Diageo had to pay $ 16 million in fines to settle the charges and did not admit to any wrongdoing, but they certainly aren’t alone. In March, IBM agreed to pay $ 10 million in penalties to settle charges brought by the SEC. In a separate case, Alcatel-Lucent is expected to settle with prosecutors and pay $ 137 million in similar penalties by the end of this year. And, of course, who can forget that Germany’s Siemens paid a record $ 800 million settlement in 2008.
For executives managing Western multinationals in Asia, indirect distribution can be an attractive option. Local partners enhance speed to market and help navigate the nuances of local markets. However, one of the greatest challenges distributors can pose to Western multinationals operating in China and other emerging markets is the risk of violating the Foreign Corrupt Practices Act (FCPA). The FCPA applies to all U.S.-listed companies and it requires accounting transparency and forbids bribery of foreign officials. The autonomy granted to local distributors often leaves the door open for them to violate the FCPA in the Western MNC’s name.

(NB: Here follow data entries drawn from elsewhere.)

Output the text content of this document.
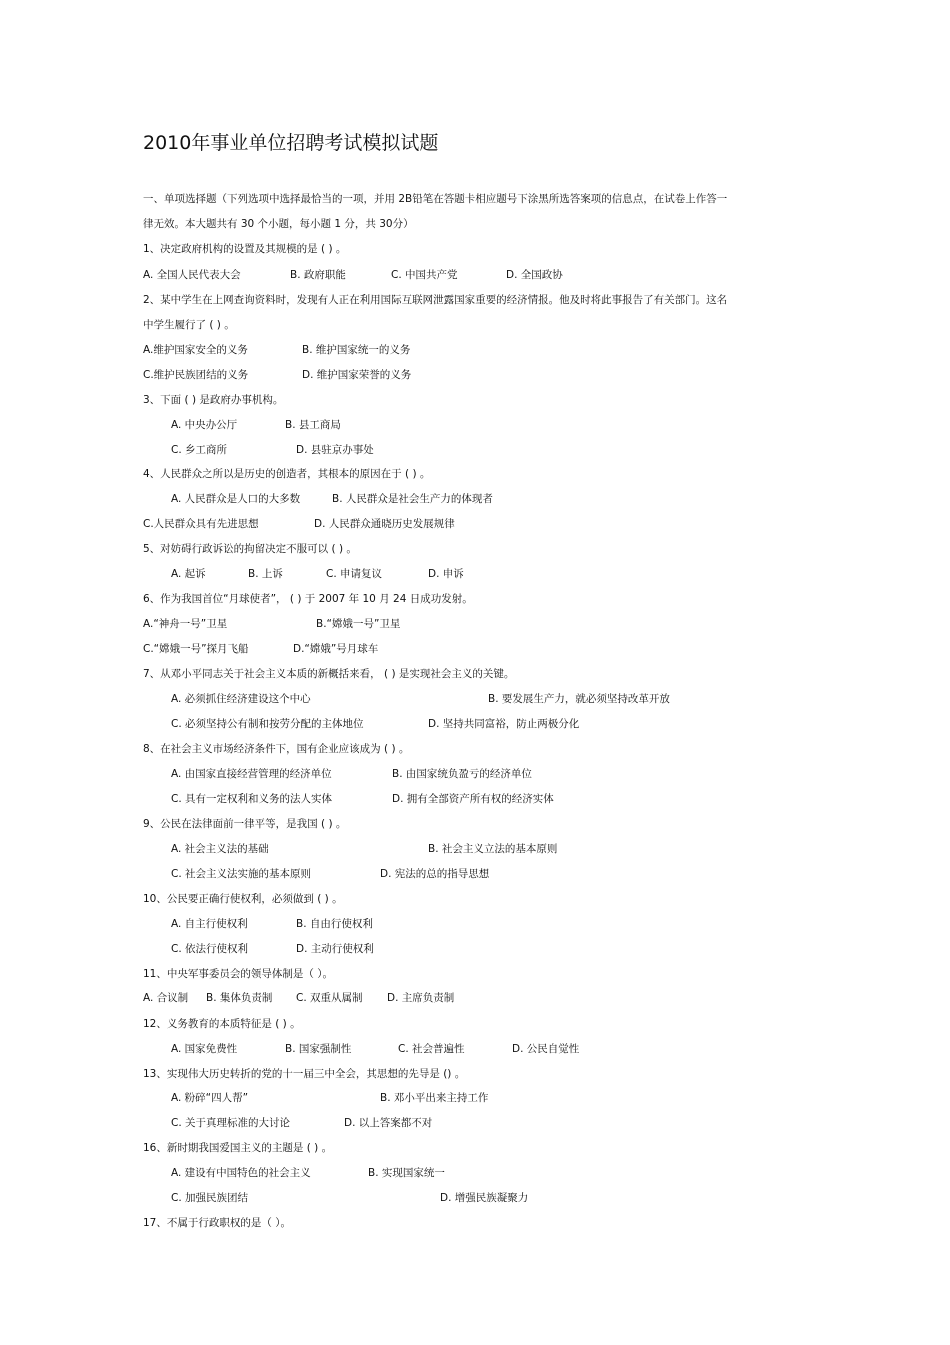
2010年事业单位招聘考试模拟试题
一、单项选择题（下列选项中选择最恰当的一项，并用 2B铅笔在答题卡相应题号下涂黑所选答案项的信息点，在试卷上作答一
律无效。本大题共有 30 个小题，每小题 1 分，共 30分）
1、决定政府机构的设置及其规模的是 ( ) 。
A. 全国人民代表大会	B. 政府职能	C. 中国共产党	D. 全国政协
2、某中学生在上网查询资料时，发现有人正在利用国际互联网泄露国家重要的经济情报。他及时将此事报告了有关部门。这名
中学生履行了 ( ) 。
A.维护国家安全的义务	B. 维护国家统一的义务
C.维护民族团结的义务	D. 维护国家荣誉的义务
3、下面 ( ) 是政府办事机构。
A. 中央办公厅	B. 县工商局
C. 乡工商所	D. 县驻京办事处
4、人民群众之所以是历史的创造者，其根本的原因在于 ( ) 。
A. 人民群众是人口的大多数	B. 人民群众是社会生产力的体现者
C.人民群众具有先进思想	D. 人民群众通晓历史发展规律
5、对妨碍行政诉讼的拘留决定不服可以 ( ) 。
A. 起诉	B. 上诉	C. 申请复议	D. 申诉
6、作为我国首位“月球使者”， ( ) 于 2007 年 10 月 24 日成功发射。
A.“神舟一号”卫星	B.“嫦娥一号”卫星
C.“嫦娥一号”探月飞船	D.“嫦娥”号月球车
7、从邓小平同志关于社会主义本质的新概括来看， ( ) 是实现社会主义的关键。
A. 必须抓住经济建设这个中心	B. 要发展生产力，就必须坚持改革开放
C. 必须坚持公有制和按劳分配的主体地位	D. 坚持共同富裕，防止两极分化
8、在社会主义市场经济条件下，国有企业应该成为 ( ) 。
A. 由国家直接经营管理的经济单位	B. 由国家统负盈亏的经济单位
C. 具有一定权利和义务的法人实体	D. 拥有全部资产所有权的经济实体
9、公民在法律面前一律平等，是我国 ( ) 。
A. 社会主义法的基础	B. 社会主义立法的基本原则
C. 社会主义法实施的基本原则	D. 宪法的总的指导思想
10、公民要正确行使权利，必须做到 ( ) 。
A. 自主行使权利	B. 自由行使权利
C. 依法行使权利	D. 主动行使权利
11、中央军事委员会的领导体制是（ ）。
A. 合议制 B. 集体负责制 C. 双重从属制 D. 主席负责制
12、义务教育的本质特征是 ( ) 。
A. 国家免费性	B. 国家强制性	C. 社会普遍性	D. 公民自觉性
13、实现伟大历史转折的党的十一届三中全会，其思想的先导是 () 。
A. 粉碎“四人帮”	B. 邓小平出来主持工作
C. 关于真理标准的大讨论	D. 以上答案都不对
16、新时期我国爱国主义的主题是 ( ) 。
A. 建设有中国特色的社会主义	B. 实现国家统一
C. 加强民族团结	D. 增强民族凝聚力
17、不属于行政职权的是（ ）。
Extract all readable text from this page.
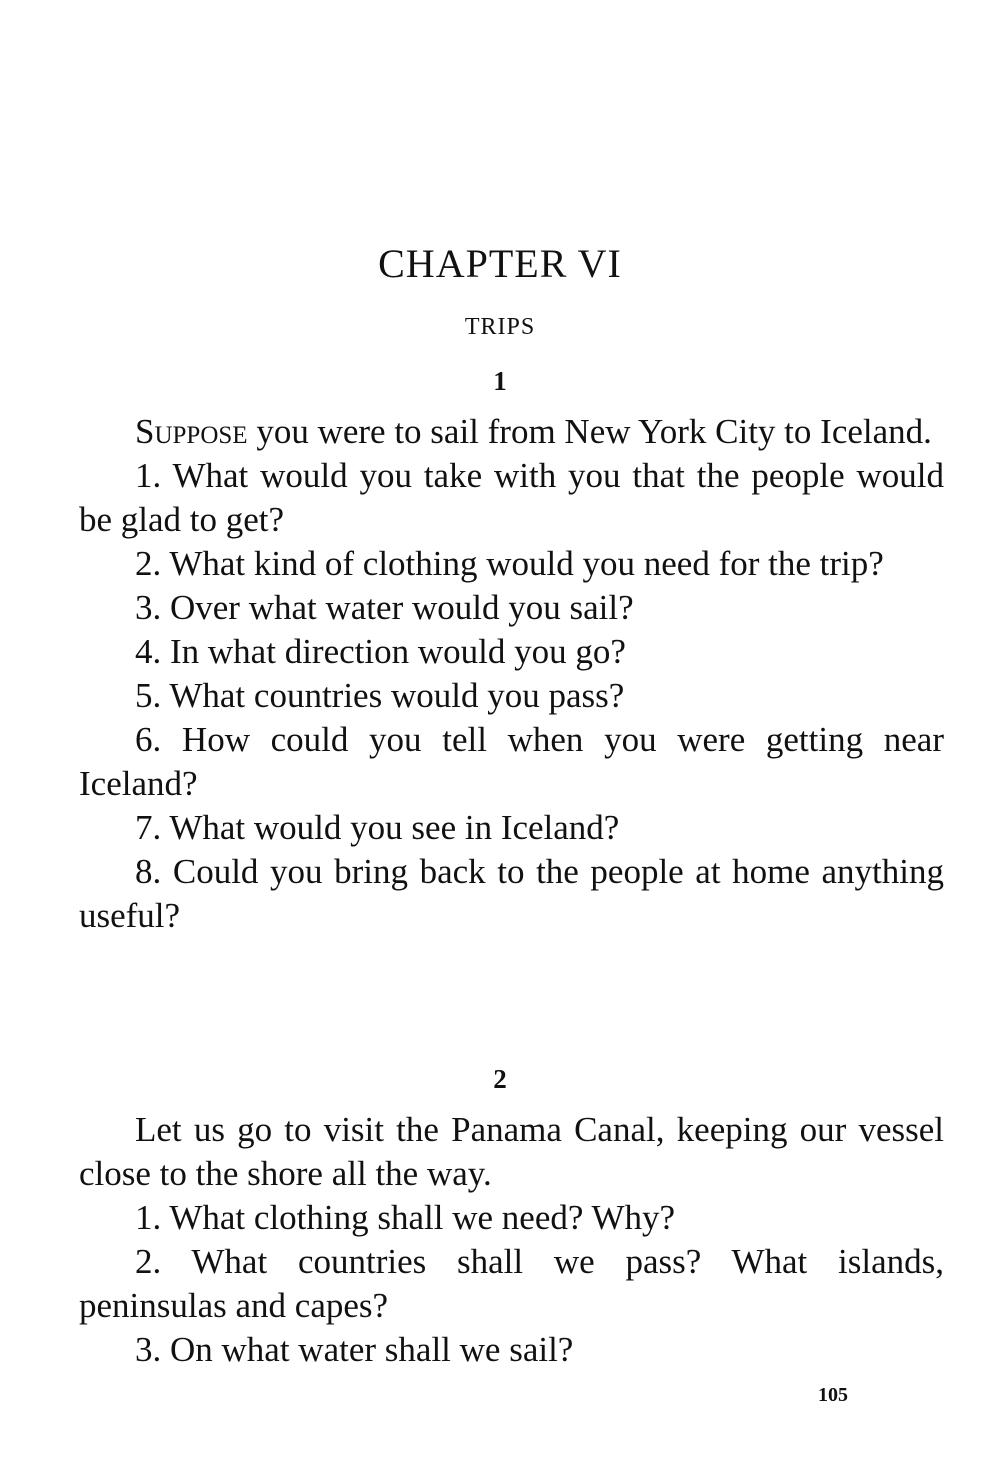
CHAPTER VI
TRIPS
1

Suppose you were to sail from New York City to Iceland.

1. What would you take with you that the people would be glad to get?

2. What kind of clothing would you need for the trip?

3. Over what water would you sail?

4. In what direction would you go?

5. What countries would you pass?

6. How could you tell when you were getting near Iceland?

7. What would you see in Iceland?

8. Could you bring back to the people at home anything useful?

2

Let us go to visit the Panama Canal, keeping our vessel close to the shore all the way.

1. What clothing shall we need? Why?

2. What countries shall we pass? What islands, peninsulas and capes?

3. On what water shall we sail?

105
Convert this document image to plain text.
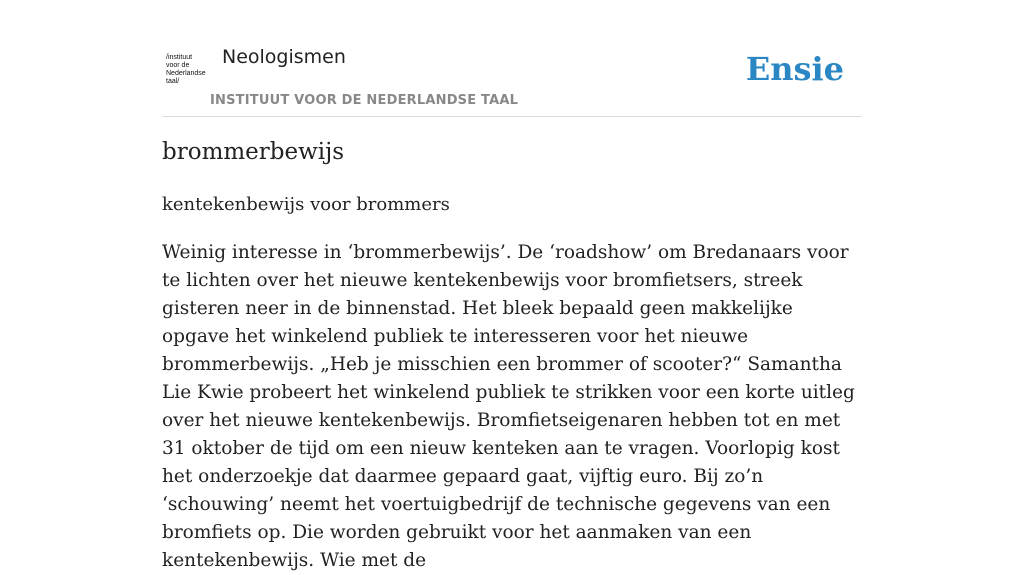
/instituut
voor de
Nederlandse
taal/
Neologismen
INSTITUUT VOOR DE NEDERLANDSE TAAL
Ensie
brommerbewijs

kentekenbewijs voor brommers

Weinig interesse in ‘brommerbewijs’. De ‘roadshow’ om Bredanaars voor te lichten over het nieuwe kentekenbewijs voor bromfietsers, streek gisteren neer in de binnenstad. Het bleek bepaald geen makkelijke opgave het winkelend publiek te interesseren voor het nieuwe brommerbewijs. „Heb je misschien een brommer of scooter?“ Samantha Lie Kwie probeert het winkelend publiek te strikken voor een korte uitleg over het nieuwe kentekenbewijs. Bromfietseigenaren hebben tot en met 31 oktober de tijd om een nieuw kenteken aan te vragen. Voorlopig kost het onderzoekje dat daarmee gepaard gaat, vijftig euro. Bij zo’n ‘schouwing’ neemt het voertuigbedrijf de technische gegevens van een bromfiets op. Die worden gebruikt voor het aanmaken van een kentekenbewijs. Wie met de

After years of investment and trial and error, the companies highlighted in the following section have come up with creative ways to incentivize their distributors to act in the best interests of the Western MNC regardless of local business norms.
Track Performance by Monitoring End Customers
based consumer products company operating in Asia found that its traditional model requiring distributors to submit monthly reports on customers did not provide enough visibility to accurately monitor performance and collect local consumer insights. In response the company developed a mobile phone text message-based (SMS) system to track products and customers in real-time. Each bag of product is stamped with a barcode and a hotline number. Along the chain, the firm gives distributors, resellers and customers incentives to send the barcode of their product to the phone number listed. According to the executive in charge of the SMS initiative, the program “has been a huge success in Asia. The real-time information we have gathered is phenomenal-we know where customers buy their products, how much they buy, and how often. And we have their mobile phone numbers so we can SMS them marketing promotions too.”